Transferring planning below the purview of Metropolis Corridor makes the brand new division topic to the identical budgetary assessment accountability as different metropolis departments, one of many modifications that the mayor says drove her proposal.
The Planning Division is budgeted at roughly $32 million within the metropolis’s FY25 working funds, contributing considerably to this 12 months’s 8% spending enhance.
Its 4 divisions of planning and zoning, growth assessment, city design and actual property shall be tasked with reshaping planning and growth within the metropolis. That features fixing the town’s antiquated zoning code and guaranteeing growth is aware of the group’s wants, the mayor’s workplace stated.
The impartial BPDA board will stay the town’s planning board, reviewing growth tasks, planning and zoning initiatives, and land acquisitions and tendencies.
Holding the planning board impartial was seized upon by critics, who bashed the mayor’s ordinance for veering “far from” the roadmap she established for abolishing the BPDA when she was a metropolis councilor in 2019.

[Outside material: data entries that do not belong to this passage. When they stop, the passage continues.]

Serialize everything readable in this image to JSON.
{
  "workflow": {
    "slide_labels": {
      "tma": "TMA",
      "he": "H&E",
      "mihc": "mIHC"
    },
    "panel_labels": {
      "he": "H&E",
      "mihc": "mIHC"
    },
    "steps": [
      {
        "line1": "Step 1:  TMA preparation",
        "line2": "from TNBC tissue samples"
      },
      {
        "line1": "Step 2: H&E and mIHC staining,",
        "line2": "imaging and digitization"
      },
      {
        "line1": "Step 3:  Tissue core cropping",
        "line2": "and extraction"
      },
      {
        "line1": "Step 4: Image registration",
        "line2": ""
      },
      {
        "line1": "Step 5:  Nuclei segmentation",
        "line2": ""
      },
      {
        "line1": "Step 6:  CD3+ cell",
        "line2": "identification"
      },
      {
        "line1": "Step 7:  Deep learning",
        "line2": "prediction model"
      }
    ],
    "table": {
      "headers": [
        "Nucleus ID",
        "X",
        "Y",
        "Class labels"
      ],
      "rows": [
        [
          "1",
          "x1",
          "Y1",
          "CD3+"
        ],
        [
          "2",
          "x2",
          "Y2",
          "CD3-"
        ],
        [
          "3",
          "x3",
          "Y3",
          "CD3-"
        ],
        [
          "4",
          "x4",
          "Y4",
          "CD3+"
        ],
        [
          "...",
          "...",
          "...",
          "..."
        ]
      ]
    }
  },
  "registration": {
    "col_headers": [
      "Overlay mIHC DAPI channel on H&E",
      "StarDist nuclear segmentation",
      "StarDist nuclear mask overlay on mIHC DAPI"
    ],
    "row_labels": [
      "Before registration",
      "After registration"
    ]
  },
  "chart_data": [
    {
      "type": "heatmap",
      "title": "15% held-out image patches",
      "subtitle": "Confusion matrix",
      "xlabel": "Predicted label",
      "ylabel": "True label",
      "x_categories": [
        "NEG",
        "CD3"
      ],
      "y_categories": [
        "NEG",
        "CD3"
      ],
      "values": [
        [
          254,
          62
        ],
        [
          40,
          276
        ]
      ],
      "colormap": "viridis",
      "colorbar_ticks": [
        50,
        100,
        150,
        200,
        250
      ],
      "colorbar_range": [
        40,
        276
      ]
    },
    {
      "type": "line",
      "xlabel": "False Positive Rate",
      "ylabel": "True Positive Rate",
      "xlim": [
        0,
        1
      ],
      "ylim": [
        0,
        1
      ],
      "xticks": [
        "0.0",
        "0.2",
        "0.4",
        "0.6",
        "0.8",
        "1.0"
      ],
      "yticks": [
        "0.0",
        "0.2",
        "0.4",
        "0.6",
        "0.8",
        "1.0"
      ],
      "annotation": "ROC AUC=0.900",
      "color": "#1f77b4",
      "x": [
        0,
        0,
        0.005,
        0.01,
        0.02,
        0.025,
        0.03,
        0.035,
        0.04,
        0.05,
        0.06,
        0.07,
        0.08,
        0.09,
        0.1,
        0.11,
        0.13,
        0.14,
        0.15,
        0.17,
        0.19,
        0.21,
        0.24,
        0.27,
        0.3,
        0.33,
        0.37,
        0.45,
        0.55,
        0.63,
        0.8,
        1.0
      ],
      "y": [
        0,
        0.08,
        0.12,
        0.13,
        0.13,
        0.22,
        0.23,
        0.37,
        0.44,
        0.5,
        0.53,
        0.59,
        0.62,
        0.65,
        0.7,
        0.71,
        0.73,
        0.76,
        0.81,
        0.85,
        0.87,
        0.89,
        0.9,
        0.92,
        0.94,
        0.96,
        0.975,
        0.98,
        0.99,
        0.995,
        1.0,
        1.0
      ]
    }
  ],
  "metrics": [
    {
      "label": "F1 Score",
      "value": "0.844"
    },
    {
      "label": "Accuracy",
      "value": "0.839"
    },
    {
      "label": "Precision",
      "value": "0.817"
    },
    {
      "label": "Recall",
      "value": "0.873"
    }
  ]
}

The mayor and her supporters have pointed to the ordinance’s creation of the brand new planning division as a key part of her plans to legally restructure the BPDA, which is what she has proposed to do by way of a house rule petition she bought by way of the Metropolis Council in spring 2023.
The pending laws on Beacon Hill would finish city renewal, Wu’s workplace stated, however just like the ordinance it has confronted important pushback.